Torna il San Severino Blues Festival, quattro delle dieci date della rassegna saranno ospitate in città

Quattro dei dieci appuntamenti del cartellone della 26esima edizione del San Severino Blues festival, evento promosso e patrocinato dal Comune, quest’anno faranno tappa in città. La straordinaria piazza Del Popolo farà da cornice all’evento di apertura, domenica 2 luglio, ospitando un’artista di culto come Zac Harmon. Nato e cresciuto nel cuore di Jackson, nel Mississippi, Harmon è un vero discepolo della musica blues di Farish Street, distretto conosciuto perché abitato da leggende del blues come Elmore James. E’ stato influenzato dalla grande cultura blues che emanava quella zona della città e dai vicini di casa, come il maestro di musica che ospitava a casa sua Duke Ellington e Harry Belafonte.
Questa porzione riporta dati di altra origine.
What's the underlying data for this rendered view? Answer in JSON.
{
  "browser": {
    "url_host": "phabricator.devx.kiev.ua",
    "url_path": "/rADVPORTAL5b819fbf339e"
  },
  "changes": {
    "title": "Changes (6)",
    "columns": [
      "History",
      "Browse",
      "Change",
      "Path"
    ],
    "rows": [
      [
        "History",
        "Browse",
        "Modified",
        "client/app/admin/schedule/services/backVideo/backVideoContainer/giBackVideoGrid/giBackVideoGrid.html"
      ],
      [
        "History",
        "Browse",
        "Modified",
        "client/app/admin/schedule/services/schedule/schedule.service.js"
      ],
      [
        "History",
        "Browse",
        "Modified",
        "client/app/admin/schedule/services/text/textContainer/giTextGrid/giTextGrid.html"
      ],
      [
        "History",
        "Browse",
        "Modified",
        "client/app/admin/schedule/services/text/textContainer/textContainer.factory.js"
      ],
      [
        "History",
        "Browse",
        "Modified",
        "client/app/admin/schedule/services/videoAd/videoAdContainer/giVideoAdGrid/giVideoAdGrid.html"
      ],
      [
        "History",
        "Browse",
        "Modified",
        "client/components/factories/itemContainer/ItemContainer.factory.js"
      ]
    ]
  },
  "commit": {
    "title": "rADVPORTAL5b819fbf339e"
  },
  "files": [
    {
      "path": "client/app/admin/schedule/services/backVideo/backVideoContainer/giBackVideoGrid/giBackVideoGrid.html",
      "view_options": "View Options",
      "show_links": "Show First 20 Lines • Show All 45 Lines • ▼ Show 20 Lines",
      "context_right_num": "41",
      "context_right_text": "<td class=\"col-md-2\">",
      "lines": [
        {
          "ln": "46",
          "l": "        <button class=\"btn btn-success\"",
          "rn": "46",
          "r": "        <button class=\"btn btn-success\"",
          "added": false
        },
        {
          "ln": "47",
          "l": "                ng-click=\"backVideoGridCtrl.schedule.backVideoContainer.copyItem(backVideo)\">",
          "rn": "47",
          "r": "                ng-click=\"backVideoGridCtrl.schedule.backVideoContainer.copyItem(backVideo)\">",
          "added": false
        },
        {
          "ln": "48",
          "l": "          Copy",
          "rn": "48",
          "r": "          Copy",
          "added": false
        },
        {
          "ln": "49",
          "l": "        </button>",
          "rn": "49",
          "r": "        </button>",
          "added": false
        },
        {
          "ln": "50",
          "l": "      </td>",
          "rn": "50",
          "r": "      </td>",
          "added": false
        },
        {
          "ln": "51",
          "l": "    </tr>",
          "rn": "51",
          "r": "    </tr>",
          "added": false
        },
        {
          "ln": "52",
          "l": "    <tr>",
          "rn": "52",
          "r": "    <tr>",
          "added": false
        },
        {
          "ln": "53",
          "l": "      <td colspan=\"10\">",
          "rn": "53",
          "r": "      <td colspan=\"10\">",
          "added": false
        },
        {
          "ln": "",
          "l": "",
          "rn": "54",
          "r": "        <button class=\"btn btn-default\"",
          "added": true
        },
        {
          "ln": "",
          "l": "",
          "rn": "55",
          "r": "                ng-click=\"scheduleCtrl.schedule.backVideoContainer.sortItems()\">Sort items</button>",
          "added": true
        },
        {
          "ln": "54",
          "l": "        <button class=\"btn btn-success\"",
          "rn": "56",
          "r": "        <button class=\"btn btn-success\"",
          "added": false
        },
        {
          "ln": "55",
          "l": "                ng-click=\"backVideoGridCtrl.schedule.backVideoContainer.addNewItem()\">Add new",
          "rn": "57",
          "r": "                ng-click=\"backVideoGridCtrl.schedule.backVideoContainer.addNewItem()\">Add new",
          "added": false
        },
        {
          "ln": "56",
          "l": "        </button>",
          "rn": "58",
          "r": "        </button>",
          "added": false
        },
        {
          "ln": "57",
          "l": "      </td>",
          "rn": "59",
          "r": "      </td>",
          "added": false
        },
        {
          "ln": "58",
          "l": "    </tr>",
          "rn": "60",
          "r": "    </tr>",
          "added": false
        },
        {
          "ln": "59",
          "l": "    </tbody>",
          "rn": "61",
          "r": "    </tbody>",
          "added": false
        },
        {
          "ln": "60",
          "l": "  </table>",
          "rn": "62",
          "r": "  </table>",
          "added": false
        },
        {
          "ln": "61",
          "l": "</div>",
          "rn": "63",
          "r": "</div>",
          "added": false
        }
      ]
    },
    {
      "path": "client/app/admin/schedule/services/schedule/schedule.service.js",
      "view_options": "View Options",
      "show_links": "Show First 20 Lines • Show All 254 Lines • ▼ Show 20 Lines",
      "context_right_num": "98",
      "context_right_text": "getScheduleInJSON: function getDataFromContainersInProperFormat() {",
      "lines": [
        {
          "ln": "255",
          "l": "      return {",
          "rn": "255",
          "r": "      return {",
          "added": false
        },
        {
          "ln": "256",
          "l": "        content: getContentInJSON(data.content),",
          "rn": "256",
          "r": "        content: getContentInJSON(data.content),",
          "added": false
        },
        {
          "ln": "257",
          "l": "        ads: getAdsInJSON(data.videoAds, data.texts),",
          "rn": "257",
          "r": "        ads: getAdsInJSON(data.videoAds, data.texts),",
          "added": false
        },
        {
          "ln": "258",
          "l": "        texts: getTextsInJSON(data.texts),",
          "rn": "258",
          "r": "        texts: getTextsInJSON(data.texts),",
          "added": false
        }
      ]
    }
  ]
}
Sua madre suonava il piano e il padre, primo farmacista nero in quella città e armonicista blues, si prendeva cura dei bisogni di artisti come Muddy Waters, BB King, Tina Turner. In questo contesto intriso di cultura e musica blues, Harmon ha sviluppato il suo gusto e le sue capacità musicali. Ha iniziato a suonare fin da adolescente, per poi trasferirsi a Los Angeles nei primi anni ’80. Nel 2002 il suo primo progetto blues avvia una carriera ricca di riconoscimenti e successi. L’edizione 2017 del San Severino Blues festival vuole essere un vero e proprio segnale di ripresa per tutto il territorio colpito dal terremoto.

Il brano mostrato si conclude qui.